The Buddhist monk has in fact stated that if the Chinese government recognises the culture and tradition of Tibet, they will have no problem being its part.“Those area which (Chinese) constitution itself recognise as Tibetan area should have the same right for preservation of our own culture, our own language, then okay, we will remain within premises of the China,” he has said.
Dalai Lama, who delivered a lecture on the “Role of Ethics and Culture in Promoting Global Peace and Harmony” in New Delhi on 22 April, further said, “We are not seeking independence of Tibet. But if you see geographically Tibet is an independent country and it is independent linguistically.” The spiritual leader was on a four-day visit to the national capital, which concluded on Tuesday.
The 14th Dalai Lama felt positive about this initiative and expressed that it is a mutual benefit, where Tibetans will get benefit from Chinese economy.
On the same note, he jokingly added, “We remain part of beautiful China and create more trouble for India.”
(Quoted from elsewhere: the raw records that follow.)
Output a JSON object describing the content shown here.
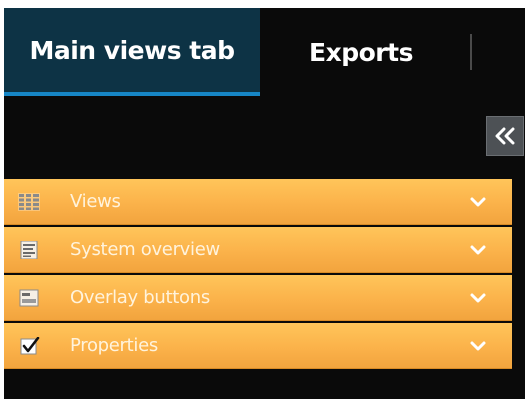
{
  "tabs": [
    {
      "label": "Main views tab",
      "active": true
    },
    {
      "label": "Exports",
      "active": false
    }
  ],
  "collapse_button": {
    "icon": "double-chevron-left-icon"
  },
  "panels": [
    {
      "label": "Views",
      "icon": "grid-icon"
    },
    {
      "label": "System overview",
      "icon": "document-list-icon"
    },
    {
      "label": "Overlay buttons",
      "icon": "overlay-buttons-icon"
    },
    {
      "label": "Properties",
      "icon": "checkbox-checked-icon"
    }
  ],
  "colors": {
    "background": "#0a0a0a",
    "active_tab": "#0d3345",
    "active_tab_underline": "#1686c6",
    "panel_orange": "#fbb24a",
    "collapse_button": "#4d5155"
  }
}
Citing the European Union as his example of admiration, The Dalai Lama said, “I believe you can keep your own identity and be part of the Union.”
The history of China taking over Tibet goes back to 1950s when the People’s Republic of China incorporated Tibet in 1950. China has been accused of a “cultural genocide” against the Tibetan people — sometimes by the Dalai Lama himself — over its policy of Sinicisation of the region.
The Dalai Lama has also welcomed the informal summit between Prime Minister Narendra Modi and Chinese President Xi Jinping that was held on 27 and 28 April in China’s Wuhan city.